Am 6. Juli 1979, als sie entgegen dem Rat aller anderen einen Patienten in einem Krankenwagen in ein Krankenhaus begleitete, wurde das Fahrzeug an einer Straßensperre von einer Gruppe aufständischen Soldaten „zu einer Kontrolle“ angehalten.

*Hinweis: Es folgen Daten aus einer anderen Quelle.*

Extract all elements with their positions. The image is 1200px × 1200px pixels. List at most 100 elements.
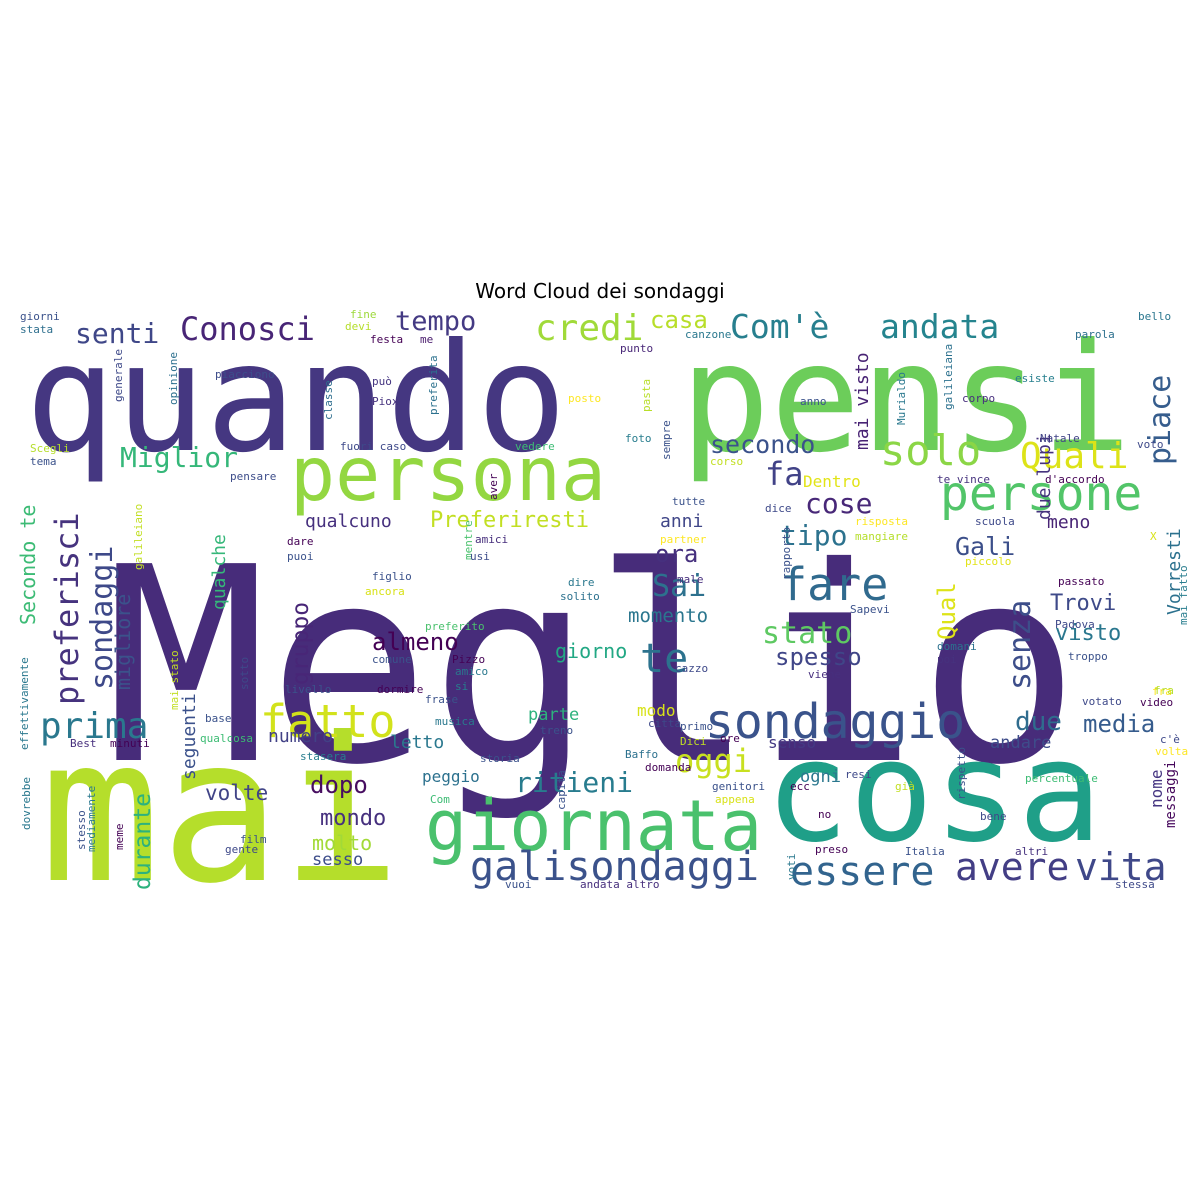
word: oggi bbox=[675, 742, 752, 780]
word: senza bbox=[1003, 600, 1038, 690]
word: capita bbox=[555, 770, 568, 810]
word: preso bbox=[815, 843, 848, 856]
word: migliore bbox=[111, 594, 135, 690]
word: Sapevi bbox=[850, 603, 890, 616]
word: classe bbox=[322, 380, 335, 420]
word: secondo bbox=[710, 430, 815, 459]
word: andare bbox=[990, 733, 1051, 753]
word: Preferiresti bbox=[430, 508, 589, 533]
word: domani bbox=[937, 640, 977, 653]
word: spesso bbox=[775, 643, 862, 671]
word: qualcosa bbox=[200, 732, 253, 745]
word: Dici bbox=[680, 735, 707, 748]
word: Qual bbox=[933, 582, 961, 640]
word: rapporto bbox=[780, 527, 793, 580]
word: no bbox=[818, 808, 831, 821]
word: sondaggi bbox=[85, 546, 120, 691]
word: Trovi bbox=[1050, 591, 1116, 616]
word: anni bbox=[660, 511, 703, 532]
word: piacciono bbox=[215, 368, 275, 381]
word: partner bbox=[660, 533, 707, 546]
word: peggio bbox=[422, 767, 480, 786]
word: devi bbox=[345, 320, 372, 333]
word: sesso bbox=[312, 850, 363, 870]
word: almeno bbox=[372, 628, 459, 656]
word: Conosci bbox=[180, 310, 315, 348]
word: frase bbox=[425, 693, 458, 706]
word: visto bbox=[1055, 621, 1121, 646]
word: base bbox=[205, 712, 232, 725]
word: pensare bbox=[230, 470, 276, 483]
word: volta bbox=[1155, 745, 1188, 758]
word: mai fatto bbox=[1177, 565, 1190, 625]
word: si bbox=[455, 680, 468, 693]
word: corpo bbox=[962, 392, 995, 405]
word: anno bbox=[800, 395, 827, 408]
word: nome bbox=[1147, 769, 1166, 808]
word: comune bbox=[372, 653, 412, 666]
word: Vorresti bbox=[1164, 528, 1185, 615]
word: c'è bbox=[1160, 733, 1180, 746]
word: mediamente bbox=[85, 786, 98, 852]
word: livello bbox=[285, 683, 331, 696]
word: sotto bbox=[238, 657, 251, 690]
word: posto bbox=[568, 392, 601, 405]
word: video bbox=[1140, 696, 1173, 709]
word: usi bbox=[470, 550, 490, 563]
word: stessa bbox=[1115, 878, 1155, 891]
word: Gali bbox=[955, 532, 1015, 561]
word: opinione bbox=[167, 352, 180, 405]
word: già bbox=[895, 780, 915, 793]
word: mondo bbox=[320, 806, 386, 831]
word: Baffo bbox=[625, 748, 658, 761]
word: male bbox=[677, 573, 704, 586]
word: Best bbox=[70, 737, 97, 750]
word: giorno bbox=[555, 639, 627, 663]
word: foto bbox=[625, 432, 652, 445]
word: vedere bbox=[515, 440, 555, 453]
word: troppo bbox=[1068, 650, 1108, 663]
word: ecc bbox=[790, 780, 810, 793]
word: senso bbox=[768, 733, 816, 752]
word: Meglio bbox=[105, 509, 1080, 824]
word: fra bbox=[1154, 684, 1174, 697]
word: film bbox=[240, 833, 267, 846]
word: sondaggio bbox=[705, 694, 965, 750]
word: mai bbox=[40, 695, 401, 928]
word: primo bbox=[680, 720, 713, 733]
word: altri bbox=[1015, 845, 1048, 858]
word: te bbox=[640, 636, 688, 682]
word: gente bbox=[225, 843, 258, 856]
word: X bbox=[1150, 530, 1157, 543]
word: puoi bbox=[287, 550, 314, 563]
word: Scegli bbox=[30, 442, 70, 455]
word: punto bbox=[620, 342, 653, 355]
word: ancora bbox=[365, 585, 405, 598]
word: parte bbox=[528, 705, 579, 725]
word: amico bbox=[455, 665, 488, 678]
word: andata altro bbox=[580, 878, 659, 891]
word: vita bbox=[1075, 845, 1167, 889]
word: qualcuno bbox=[305, 511, 392, 532]
word: può bbox=[372, 375, 392, 388]
word: prima bbox=[40, 706, 148, 747]
word: corso bbox=[710, 455, 743, 468]
word: scuola bbox=[975, 515, 1015, 528]
word: canzone bbox=[685, 328, 731, 341]
word: momento bbox=[628, 605, 708, 627]
word: qualche bbox=[209, 534, 230, 610]
word: durante bbox=[130, 793, 156, 890]
word: Padova bbox=[1055, 618, 1095, 631]
word: ora bbox=[655, 540, 698, 568]
word: giorni bbox=[20, 310, 60, 323]
word: galileiano bbox=[132, 504, 145, 570]
word: avere bbox=[955, 845, 1069, 889]
word: tema bbox=[30, 455, 57, 468]
word: aver bbox=[487, 473, 500, 500]
word: città bbox=[648, 717, 681, 730]
word: solo bbox=[880, 426, 981, 475]
word: bello bbox=[1138, 310, 1171, 323]
word: persona bbox=[290, 430, 606, 518]
word: piace bbox=[1143, 375, 1178, 465]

Plötzlich fielen Maschinengewehrschüsse: Luisa wurde tödlich getroffen und starb einige Stunden später im Krankenhaus. Ihr Seligsprechungsprozess ist auf Diözesanebene abgeschlossen; die Akte wurde bereits der Kongregation für Selig- und Heiligsprechungsprozesse überstellt.

„Möge uns das Gebet zur Mutter des Herrn alle in einem inständigen Flehen vereinen, damit jedes Glied der Kirche in Liebe die Berufung zum Dienst am Leben und der Gesundheit lebe“, schreibt Papst Franziskus in seiner Botschaft zum Welttag der Kranken 2018. „Die Jungfrau Maria möge diesen 26. Welttag der Kranken mit ihrer Fürsprache begleiten; sie möge den kranken Menschen helfen, ihr Leiden in Gemeinschaft mit dem Herrn Jesus zu leben, und möge denen beistehen, die für sie Sorge tragen“ (Nr. 7).